The class was held at Lake Farm Park, an educational working farm, but forty years ago, the land was Locust Farms, home to a nationally renowned Arabian horse breeding and training facility. In the mid to late 1970s, the farm was undergoing some expansion as their herd of horses grew. Many of their horses were imported from Poland, and the farm brought back not only the equines, but European methods of raising them. Mares and foals in Europe were typically housed in large, open barns (without stalls), in small herds. My father helped build those “Polish barns” at Locust Farms. He was a fulltime firefighter in the city of Cleveland, and his battalion chief was the foreman of Locust Farms. Since they worked a 24 hour-on, 48 hour-off shift, many firefighters took additional jobs.
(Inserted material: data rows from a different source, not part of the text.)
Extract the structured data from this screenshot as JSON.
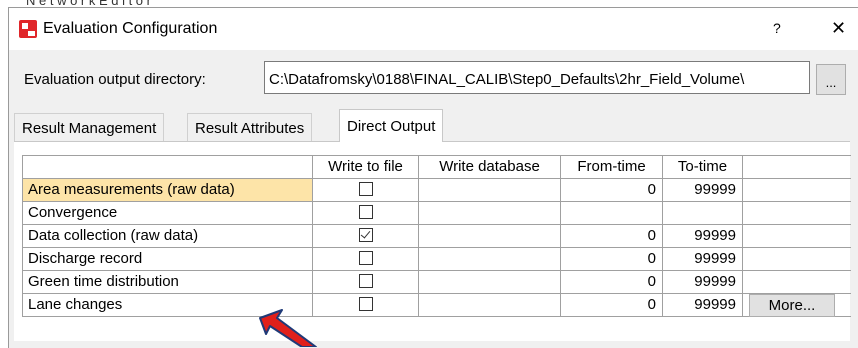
{
  "window": {
    "title": "Evaluation Configuration",
    "help_label": "?",
    "close_label": "✕"
  },
  "output": {
    "label": "Evaluation output directory:",
    "path": "C:\\Datafromsky\\0188\\FINAL_CALIB\\Step0_Defaults\\2hr_Field_Volume\\",
    "browse_label": "..."
  },
  "tabs": [
    {
      "label": "Result Management",
      "active": false
    },
    {
      "label": "Result Attributes",
      "active": false
    },
    {
      "label": "Direct Output",
      "active": true
    }
  ],
  "table": {
    "columns": [
      "",
      "Write to file",
      "Write database",
      "From-time",
      "To-time",
      ""
    ],
    "rows": [
      {
        "name": "Area measurements (raw data)",
        "write_to_file": false,
        "from": "0",
        "to": "99999",
        "selected": true
      },
      {
        "name": "Convergence",
        "write_to_file": false,
        "from": "",
        "to": ""
      },
      {
        "name": "Data collection (raw data)",
        "write_to_file": true,
        "from": "0",
        "to": "99999"
      },
      {
        "name": "Discharge record",
        "write_to_file": false,
        "from": "0",
        "to": "99999"
      },
      {
        "name": "Green time distribution",
        "write_to_file": false,
        "from": "0",
        "to": "99999"
      },
      {
        "name": "Lane changes",
        "write_to_file": false,
        "from": "0",
        "to": "99999",
        "more_label": "More..."
      }
    ]
  },
  "colors": {
    "selected_cell": "#fde4a8",
    "arrow": "#e0201b",
    "arrow_outline": "#1f3a78",
    "app_icon": "#e0262a"
  },
  "icons": {
    "app": "app-logo-icon",
    "arrow": "red-arrow-annotation"
  }
}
The chief/foreman made a habit of hiring firefighters for building projects on the farm.
A view of the Polish barns in the distance
There were a couple of occasions when my parents took my toddler self out to Locust Farms, and I am sure this was how my future horse craziness started. I only have vague memories of the farm, just brief images in my mind… I do remember seeing the farm’s premier stallion, Gwalior. He has his own huge 40’x20’ wood paneled stall, monitored 24/7 by overhead cameras. These were not your average pleasure horses, the Arabian horse market in the 1970s and early 1980s was not far behind the Thoroughbred industry in terms of value. Several influential people in the entertainment industry got into Arabian horses, there’s no telling which of them might have visited Locust Farms.
The Gwalior memorial
My class ran all day, so I did not get to wander around the Farm Park to see how they are using the Polish barns now. I would like to go back there to visit, as I have a strong interest in sustainable agriculture. I’d like to see what the park has to offer in that regard. Next year, I should have a quilt entered in their annual show, so that wish will likely be fulfilled. I learned a few new design ideas from the class, more ways to use scraps, and ways to alter images for transformation into fabric creations.